Are our schools and universities preparing our children for the new skills they will need to be successful? How we taught and still teach our children in our K-12 and university systems is no longer sufficient. The role of Pre-K to 12 schools and higher ed have and still continue to TEACH —> LEARN —> APPLY.
“School” was built around content, disseminating information, and then testing what you know about that information. The role of school was to scaffold information so it was accessible at specific age levels. The process of standardization and having “experts” teach subject area content at specific grades or levels are not preparing our children for the skills they will need not only for their future but for what they need today. By the time they are in a typical standardized system for even a year, they are already behind. We need to make changes soon.

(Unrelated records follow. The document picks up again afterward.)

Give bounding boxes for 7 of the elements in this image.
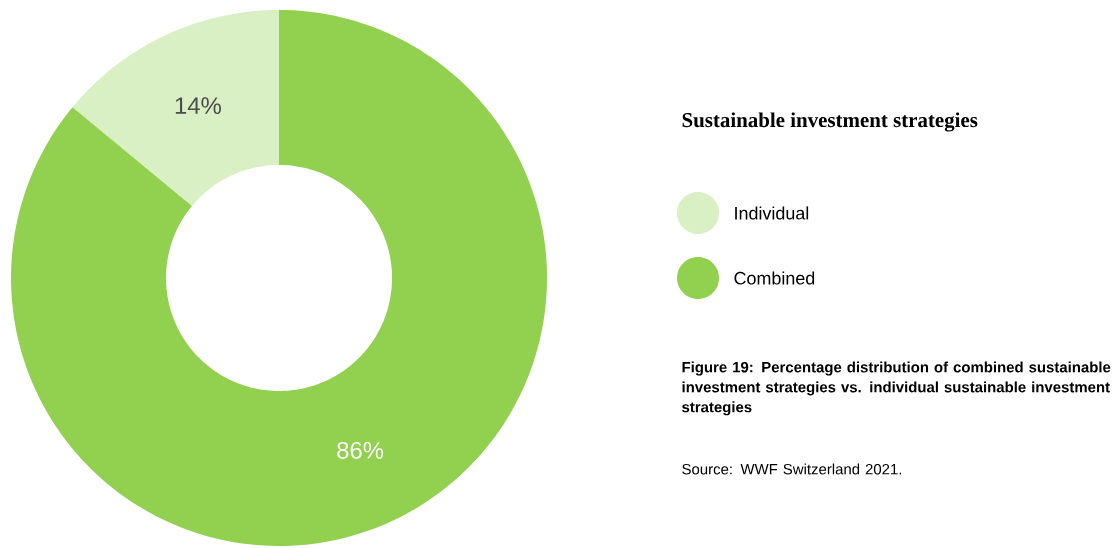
legend-label: Combined <box>734 271 815 285</box>
caption: Figure 19: Percentage distribution of combined sustainable investment strategies vs. individual sustainable investment strategies <box>682 361 1111 416</box>
data-label: 14% <box>175 97 221 114</box>
source-note: Source: WWF Switzerland 2021. <box>682 463 902 475</box>
legend-label: Individual <box>735 206 809 220</box>
text: Sustainable investment strategies <box>682 112 978 132</box>
data-label: 86% <box>337 441 384 459</box>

Actually NOW. There is a sense of urgency about how we prepare our children and our adults for today’s world and their future.
Kids are teaching themselves now. They go to YouTube, check their devices daily, ask their friends for help, or find another way to learn how to do something. Millennials (born 1981-1995) have grown up in a time of rapid change. They know this and are finding out that all the years and money spent on a “good” education does not mean they are good candidates for the jobs they want. My granddaughter, Cali, taught herself Minecraft from a book when she was 6 or 7 because she wanted to learn it. They didn’t teach it in school. Actually, she taught me Minecraft using FaceTime. Generation Zs (born 1996-present), like my 10-year-old granddaughter, will learn what they want when they want to learn it. This new generation is digitally wired, knows to seek out what they want to learn on their own, and will advocate for themselves because they can.
All of these generations are probably working together in an organization or school. Some of the older generations are looking at building new skills looking for work or creating their own business. Some of the newer generations especially Generation Z will be the generation that shakes up the system.
Organizations are looking at “skill certification” instead of where you went to school or the degrees you earned. They are looking for curious, creative, and innovative people who are motivated to unlearn and relearn. What are the skills they will need?
Top Skills Needed for the Future
Skills in red are new for that particular time frame. Those skills required by 2030 are radically different from those needed in earlier years. [Source: https://blog.tcea.org/rethinking-learning/] Most of our kindergarteners will graduate from high school in 2030. Think about that. 2030! Why don’t we start building these skills early? Why don’t we change our K-20 systems to teach these skills?
There are organizations changing the landscape of what learning is all about. One is Degreed [https://degreed.com/] where you can create your own learning pathways using their tools. Individuals can tell the system what topics and skills they want to learn about. Then the system serves the best articles, books, videos, courses, and people based on their interests and learning habits.
You can use degreed to discover the skills and experts you need to stay ready. The system lets you set your goals, track your progress and build your skills however and wherever you want to. Here’s what degreed states that you can do in their system:
- Get certified in over 1500 skills
- No matter what level you are at
- No matter where you gained your skills
- No new classes or online courses to complete
Next is Skill Certification where you measure and certify your skills so you and the world know where you are with that skill. Organizations and human resource departments can use degreed to monitor the skills their organization has and where the skills gaps are.
- Measure and certify your people in 1500 skills
- Benchmark your team’s skill-sets and growth
- Build a diverse, inclusive workforce blind to bias
- Make smarter, better investments in your people
This made me stop and think about what is happening in schools. This could be adapted for schools but how? I had to rethink how this might impact my job as an educational consultant. I had so many questions about this and about teachers building skills for their own professional learning. You may be thinking about some of these questions also.
- How will we prepare our teachers for skill certification?
- What is it that teachers need for this new type of learning?
- How can teachers and professors build the skills they will need to change what their students, their school, and their community will need?
- What if their classrooms were designed to be studios or learning labs?
- Do I change how I provide coaching and move to skill-building activities?
Instead of professional development, let’s consider personal professional learning where teachers learn the skills they need to support their students. Teachers can demonstrate evidence of learning using micro-credentials.
I have been fortunate to work with Digital Promise with the micro-credentials since 2014. I see a big connection here in building skills and closing the skills gap for teachers. Teachers can earn credit by providing evidence of learning and demonstrating mastery of the micro-credential
Digital Promise along with multiple organizations have created activities and strategies to earn the micro-credential. Assessors review the submissions to approve that they earned the micro-credential. They receive a badge and can also apply for graduate credit for many of the micro-credentials.
I plan to share more about how companies, K-12 schools, and universities are developing skills and closing the skills gap in future posts. It will be about personalized, competency-based learning. It will also be how universities are looking to change or had to change. How companies will demand it. I am always learning and hope to share what I find with you. I will be sharing how I am changing how I look for skills, find people who have those skills, and hire them just for that one skill. This means employment will look different. Is this mean we need to be more entrepreneurial? Build our skill sets? So, schools will be changing and what we do in helping schools change will be different. All of us will have to change.
What does this mean for you? your kids? your community? Let’s all go on this journey together.